Retinography, one of the most used non-invasive medical techniques in the analysis of the human visual system, refers to the clinical procedures used by highly qualified specialists to capture images that are further trained for the analysis, screening and diagnosis of specific visual diseases. The goal of a diabetes screening program is to detect and diagnose diseases before they cause vision loss. The mass screening program utilizes computer fundus images of the retina with or without mydriasis (dilated pupil) to diagnose eye diseases. Automatic retinal analysis can improve the performance of a detection program over manual imaging.
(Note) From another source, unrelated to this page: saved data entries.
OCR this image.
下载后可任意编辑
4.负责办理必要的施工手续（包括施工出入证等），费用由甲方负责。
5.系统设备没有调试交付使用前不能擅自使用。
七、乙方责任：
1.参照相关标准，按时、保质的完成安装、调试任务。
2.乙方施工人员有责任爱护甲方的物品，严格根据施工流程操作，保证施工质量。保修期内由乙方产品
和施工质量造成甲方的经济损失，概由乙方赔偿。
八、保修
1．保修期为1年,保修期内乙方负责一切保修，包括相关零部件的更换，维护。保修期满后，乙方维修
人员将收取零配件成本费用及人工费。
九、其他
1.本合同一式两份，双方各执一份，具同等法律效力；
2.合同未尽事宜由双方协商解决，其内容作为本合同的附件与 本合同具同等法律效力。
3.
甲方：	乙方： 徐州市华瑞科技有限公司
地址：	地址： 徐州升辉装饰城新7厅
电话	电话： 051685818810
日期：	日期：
Diabetes Retinopathy (DR) is a retinal disease caused by the long standing diabetes mellitus (DM) (Niemeijer, et al., 2009; Junior, et al., 2013; Rahim, et al., 2016;). DR is the leading cause of blindness in people between the ages of 20 and 60. The likelihood of developing DR is 78% if the patient is over 30 years of age and has had diabetes for more than 15 years (Junior, et al., 2013; Marin et al., 2015). As a result of DR, the surface of the retina is severely damaged. Cotton wools, microaneurysms, exudates and haemorrhages are the primary lesions indicating the presence of DR. Microaneurysms (MAs) are lesions that appear at an early stage of the disease, and the number of MAs increases with the progression of the disease (Adal, et al., 2014; Rahim, et al., 2014). Haemorrhages are likely an injury that occurs after MAs. When the vascular tree of retina leaks blood, it forms haemorrhages (Jitpakdee, et al., 2012; Inbarathi & Karthikeyan, 2014). Thus, the diagnosis of haemorrhages and MAs is an essential part of the automatic diagnosis of retinal diseases at an early stage (Fleming, et al., 2006; Bae, et al., 2011; Rahim et al., 2016). At a later stage, a yellowish-white plasma begins to flow from the blood vessels, which is called hard exudates (Walter et al., 2002). Along with the exudates, a cotton wool appeared - a silver stain caused by the leakage of fat from the vessels. Haemorrhages, MAs, and exudates are features of non-proliferative diabetic retinopathy (NDPR) which is an early stage of DR. An advanced stage of DR, referred to as proliferative diabetic retinopathy (PDR) (Shah & Han, 2004; Danis & Davis, 2008), can have the main blood vessels of the retina entirely blocked. To supply the oxygen, new blood vessels develop, called abnormal blood vessels (DRSRG, 1981; Welikala, et al., 2014). The patient's vision has a significant impact in PDR. The main problem with DR is its asymptomatic nature as it does not affect vision until it reaches a higher level. DR can affect one or both eyes at the same time.

Fundus color images of the retina include various structures such as blood vessels, optic disc, fovea and red lesions such as haemorrhages and MAs. Haemorrhages and MAs comes under dark lesions, while cotton wools and exudates are deliberated as bright lesions. To diagnose fundus imaging lesions, the retinal morphological structure must be removed. Mathematical morphology is utilized to find the location of fovea, vascular trees, and optic disc segmentation (Dougherty & Lotufo, 2003).